The principle of the establishment of iPS cells is based on the cell biology to reprogram a differentiated cell to a state that the cell can differentiate into variety of cell types [1]. Various chemical compounds will be subjected to screening systems to identify or develop drugs that induce cell pluripotency [2]. However, the establishment of the iPS cells was originally demonstrated by the introduction of the set of four gene expression vectors into somatic cells [1,3]. It is frequently referred as Yamanaka factors, comprising of OCT3/4, SOX2, KLF4, and c-MYC. And it should be noted that all the encoded proteins are known as functional transcription factors (TFs) with DNA binding activities [4]. The concept of establishing iPS cells is extremely important to have indicated that only four TFs are required to manipulate cells convert into iPS cells, implying that certain alterations of transcriptional state in a cell can reinforce the cell to go back to its progenitors.

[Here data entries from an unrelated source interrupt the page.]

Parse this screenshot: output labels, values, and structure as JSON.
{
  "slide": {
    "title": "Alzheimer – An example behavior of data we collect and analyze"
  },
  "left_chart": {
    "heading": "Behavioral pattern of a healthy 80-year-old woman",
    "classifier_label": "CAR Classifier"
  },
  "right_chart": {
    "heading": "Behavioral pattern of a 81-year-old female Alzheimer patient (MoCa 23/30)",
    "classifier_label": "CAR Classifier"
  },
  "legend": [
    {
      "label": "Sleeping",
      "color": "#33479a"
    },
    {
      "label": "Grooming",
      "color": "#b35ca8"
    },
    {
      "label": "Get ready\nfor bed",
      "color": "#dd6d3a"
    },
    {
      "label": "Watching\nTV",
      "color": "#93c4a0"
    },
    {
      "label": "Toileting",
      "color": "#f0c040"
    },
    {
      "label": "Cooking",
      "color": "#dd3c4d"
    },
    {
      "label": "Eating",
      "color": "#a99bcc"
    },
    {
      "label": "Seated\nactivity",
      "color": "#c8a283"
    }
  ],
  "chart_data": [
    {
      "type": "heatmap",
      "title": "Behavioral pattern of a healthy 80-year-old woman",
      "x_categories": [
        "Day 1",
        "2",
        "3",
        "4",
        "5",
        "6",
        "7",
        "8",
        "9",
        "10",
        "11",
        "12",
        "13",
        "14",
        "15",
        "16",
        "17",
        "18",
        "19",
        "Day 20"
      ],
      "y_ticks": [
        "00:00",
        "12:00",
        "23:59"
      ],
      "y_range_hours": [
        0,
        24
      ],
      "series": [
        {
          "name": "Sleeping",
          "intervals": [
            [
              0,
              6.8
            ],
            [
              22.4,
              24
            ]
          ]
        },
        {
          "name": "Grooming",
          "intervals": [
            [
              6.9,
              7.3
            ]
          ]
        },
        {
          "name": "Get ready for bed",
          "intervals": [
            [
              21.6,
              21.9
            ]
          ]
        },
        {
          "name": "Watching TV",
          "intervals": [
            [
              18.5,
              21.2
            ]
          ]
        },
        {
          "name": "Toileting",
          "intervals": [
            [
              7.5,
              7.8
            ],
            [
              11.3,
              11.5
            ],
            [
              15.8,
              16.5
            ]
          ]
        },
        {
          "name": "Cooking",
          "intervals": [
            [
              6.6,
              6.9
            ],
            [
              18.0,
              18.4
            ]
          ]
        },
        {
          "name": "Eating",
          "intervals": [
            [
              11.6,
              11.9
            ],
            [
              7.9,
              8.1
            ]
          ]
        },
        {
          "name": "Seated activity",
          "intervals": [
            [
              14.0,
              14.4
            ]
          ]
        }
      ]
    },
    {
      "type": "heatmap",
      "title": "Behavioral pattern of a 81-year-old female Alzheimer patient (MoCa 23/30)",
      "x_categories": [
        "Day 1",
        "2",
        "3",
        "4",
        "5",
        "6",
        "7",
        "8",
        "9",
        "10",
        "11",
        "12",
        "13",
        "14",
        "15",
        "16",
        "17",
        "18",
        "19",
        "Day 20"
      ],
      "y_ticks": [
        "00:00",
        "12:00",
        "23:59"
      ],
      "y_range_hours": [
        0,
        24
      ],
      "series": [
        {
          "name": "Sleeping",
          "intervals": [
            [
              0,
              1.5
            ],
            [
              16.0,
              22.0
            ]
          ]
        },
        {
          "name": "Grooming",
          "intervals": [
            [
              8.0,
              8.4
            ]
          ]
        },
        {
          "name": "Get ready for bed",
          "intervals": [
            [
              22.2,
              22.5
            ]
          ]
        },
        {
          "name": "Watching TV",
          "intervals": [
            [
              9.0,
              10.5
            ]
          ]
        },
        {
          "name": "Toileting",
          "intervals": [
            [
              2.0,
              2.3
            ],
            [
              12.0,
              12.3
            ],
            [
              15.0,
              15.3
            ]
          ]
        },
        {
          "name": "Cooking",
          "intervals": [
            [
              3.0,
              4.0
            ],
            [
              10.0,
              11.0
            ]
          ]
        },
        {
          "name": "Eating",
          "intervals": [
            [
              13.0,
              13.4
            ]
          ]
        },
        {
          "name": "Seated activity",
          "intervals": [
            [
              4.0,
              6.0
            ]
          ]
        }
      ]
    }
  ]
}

Up to present, a lot of efforts have been taken on the studies of cancer, and it was revealed that many factors, including protooncogene or tumor suppressor gene products and signal transduction proteins, are involved in the generation of tumors [5]. Given that cancer cells are originated from healthy cells, isn’t it possible to reverse the history of cells into healthy state by introducing several TF-encoding gene expression vectors? Sooner or later, comprehensive studies of cancer by genomics or proteomics will indicate right combinations of the TF-encoding genes to regenerate normal cells from cancer cells. If introduction of these TF-encoding genes will make malignant cancer cells to stop growth and to go back into its progenitor like state, the only treatment that physicians need to do for the patients will be to deliver the TF-encoding gene expression vectors into cancer cells. This might be practically possible after the establishment of the genetransfer system that is suitable for each individual cancer cell.

This proposal for the cancer therapy is only an example from the unlimited iPS cell-based concept. All researchers including us, especially who are studying life sciences, had better applaud the establishment of iPS cells that will make impossible to possible.

1. Takahashi K, Yamanaka S (2006) Induction of pluripotent stem cells from mouse embryonic and adult fibroblast cultures by defined factors. Cell 126: 663-676.
2. Barbaric I, Gokhale PJ, Andrews PW (2010) High-content screening of small compounds on human embryonic stem cells. Biochem Soc Trans 38: 1046-1050.
3. Takahashi K, Tanabe K, Ohnuki M, Narita M, Ichisaka T, et al. (2007) Induction of pluripotent stem cells from adult human fibroblasts by defined factors. Cell 131: 861-872.
4. Papp B, Plath K (2011) Reprogramming to pluripotency: stepwise resetting of the epigenetic landscape. Cell Res 21: 486-501.
5. Samuels Y, Bardelli A, López-Otín C (2011) The cancer genome. In: DeVita Jr VT, Lawrence TS, Rosenberg SA (Eds). Cancer, Principles & Practice of Oncology, Primer of the Molecular Biology of Cancer, Lippincott Williams & Wilkins, a Wolters Kluwer business, Philadelphia 2-25.